The fiscal plan also aims to strengthen health care, public safety and education infrastructure and services and boost a pension reserve trust to help employees including police officers and symphonic orchestra members by setting aside $10.3 billion over the next decade. Puerto Rico entered the bankruptcy process with more than $50 billion in public pension liabilities.

“This fiscal plan is another step in Puerto Rico’s recovery,” said David Skeel, the board’s chairman.

Puerto Rico now faces $1.5 billion in yearly debt payments as part of the restructuring, instead of the $3.9 billion it once paid. In addition, a new deficit is not expected until 2048.

“This is a historic day,” board member John Nixon said before approving the revised fiscal plan. “While this is a huge step…there are still several things that we need to work on.”

The plan notes that since 2005, Puerto Rico’s economy has shrunk, poverty has increased, electricity has remained expensive and unreliable and “the public sector has provided declining levels of service at a high cost to residents.”

Power outages have worsened after Hurricane Maria hit the island in September 2017, razing the power grid and destroying or damaging thousands of homes. Shortly before the board’s meeting began, the judicial center in the capital of San Juan announced that a power outage forced them to move some cases to another city and reschedule others.

Puerto Rico also has struggled to recover from a string of strong earthquakes that hit the island’s southern region two years ago, the strongest ones to strike in a century.

As the U.S. territory seeks to emerge from bankruptcy and natural disasters, some have criticized the board and the debt restructuring plan, saying they haven’t cut enough debt or provided a path for economic development.

“The next few years are going to be harder for certain sectors of the population,” said Daniel Santamaría Ots, senior policy analyst for Espacios Abiertos, a Puerto Rico think tank. “The vulnerable will suffer the most.”

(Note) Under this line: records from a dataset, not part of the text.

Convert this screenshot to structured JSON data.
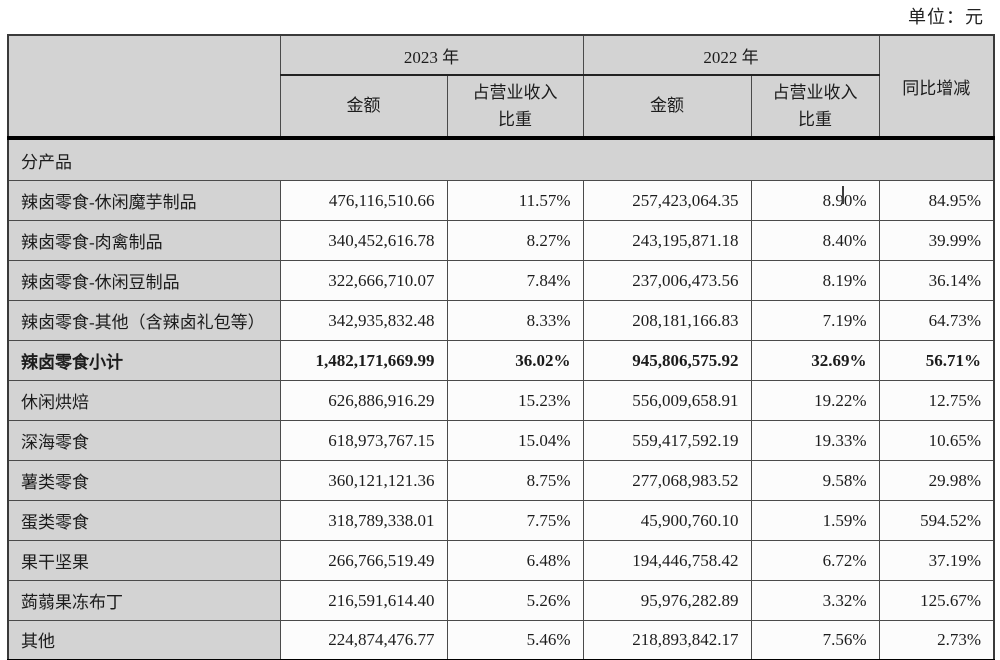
{
  "unit_label": "单位：元",
  "table": {
    "header": {
      "year_2023": "2023 年",
      "year_2022": "2022 年",
      "amount_label": "金额",
      "ratio_label_line1": "占营业收入",
      "ratio_label_line2": "比重",
      "yoy_label": "同比增减"
    },
    "section_label": "分产品",
    "rows": [
      {
        "name": "辣卤零食-休闲魔芋制品",
        "amount_2023": "476,116,510.66",
        "ratio_2023": "11.57%",
        "amount_2022": "257,423,064.35",
        "ratio_2022": "8.90%",
        "yoy": "84.95%",
        "bold": false
      },
      {
        "name": "辣卤零食-肉禽制品",
        "amount_2023": "340,452,616.78",
        "ratio_2023": "8.27%",
        "amount_2022": "243,195,871.18",
        "ratio_2022": "8.40%",
        "yoy": "39.99%",
        "bold": false
      },
      {
        "name": "辣卤零食-休闲豆制品",
        "amount_2023": "322,666,710.07",
        "ratio_2023": "7.84%",
        "amount_2022": "237,006,473.56",
        "ratio_2022": "8.19%",
        "yoy": "36.14%",
        "bold": false
      },
      {
        "name": "辣卤零食-其他（含辣卤礼包等）",
        "amount_2023": "342,935,832.48",
        "ratio_2023": "8.33%",
        "amount_2022": "208,181,166.83",
        "ratio_2022": "7.19%",
        "yoy": "64.73%",
        "bold": false
      },
      {
        "name": "辣卤零食小计",
        "amount_2023": "1,482,171,669.99",
        "ratio_2023": "36.02%",
        "amount_2022": "945,806,575.92",
        "ratio_2022": "32.69%",
        "yoy": "56.71%",
        "bold": true
      },
      {
        "name": "休闲烘焙",
        "amount_2023": "626,886,916.29",
        "ratio_2023": "15.23%",
        "amount_2022": "556,009,658.91",
        "ratio_2022": "19.22%",
        "yoy": "12.75%",
        "bold": false
      },
      {
        "name": "深海零食",
        "amount_2023": "618,973,767.15",
        "ratio_2023": "15.04%",
        "amount_2022": "559,417,592.19",
        "ratio_2022": "19.33%",
        "yoy": "10.65%",
        "bold": false
      },
      {
        "name": "薯类零食",
        "amount_2023": "360,121,121.36",
        "ratio_2023": "8.75%",
        "amount_2022": "277,068,983.52",
        "ratio_2022": "9.58%",
        "yoy": "29.98%",
        "bold": false
      },
      {
        "name": "蛋类零食",
        "amount_2023": "318,789,338.01",
        "ratio_2023": "7.75%",
        "amount_2022": "45,900,760.10",
        "ratio_2022": "1.59%",
        "yoy": "594.52%",
        "bold": false
      },
      {
        "name": "果干坚果",
        "amount_2023": "266,766,519.49",
        "ratio_2023": "6.48%",
        "amount_2022": "194,446,758.42",
        "ratio_2022": "6.72%",
        "yoy": "37.19%",
        "bold": false
      },
      {
        "name": "蒟蒻果冻布丁",
        "amount_2023": "216,591,614.40",
        "ratio_2023": "5.26%",
        "amount_2022": "95,976,282.89",
        "ratio_2022": "3.32%",
        "yoy": "125.67%",
        "bold": false
      },
      {
        "name": "其他",
        "amount_2023": "224,874,476.77",
        "ratio_2023": "5.46%",
        "amount_2022": "218,893,842.17",
        "ratio_2022": "7.56%",
        "yoy": "2.73%",
        "bold": false
      }
    ]
  }
}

He also noted that the bankruptcy process has cost Puerto Rico some $1 billion in consultants, lawyers and other expenses, adding that electricity and water rates are increasing, along with toll booth fees and university credits for undergraduate students.

“From now on, we will have to pay debt again in a context of austerity with no growth,” he said.

Meanwhile, Sergio Marxuach, policy director and general counsel for the Center for a New Economy, a nonpartisan local think tank, wrote in a report released Thursday that while the plan to lift Puerto Rico out of bankruptcy is not perfect, it offers some debt relief.

“It is a really difficult task to determine, with any certainty, whether the proposed plan is adequate, the time horizon is too long and there are too many variables,” he stated. “We believe that both the best-case scenario put forward by the (board) and the worst case scenario favored by those who oppose the plan are unlikely to occur.”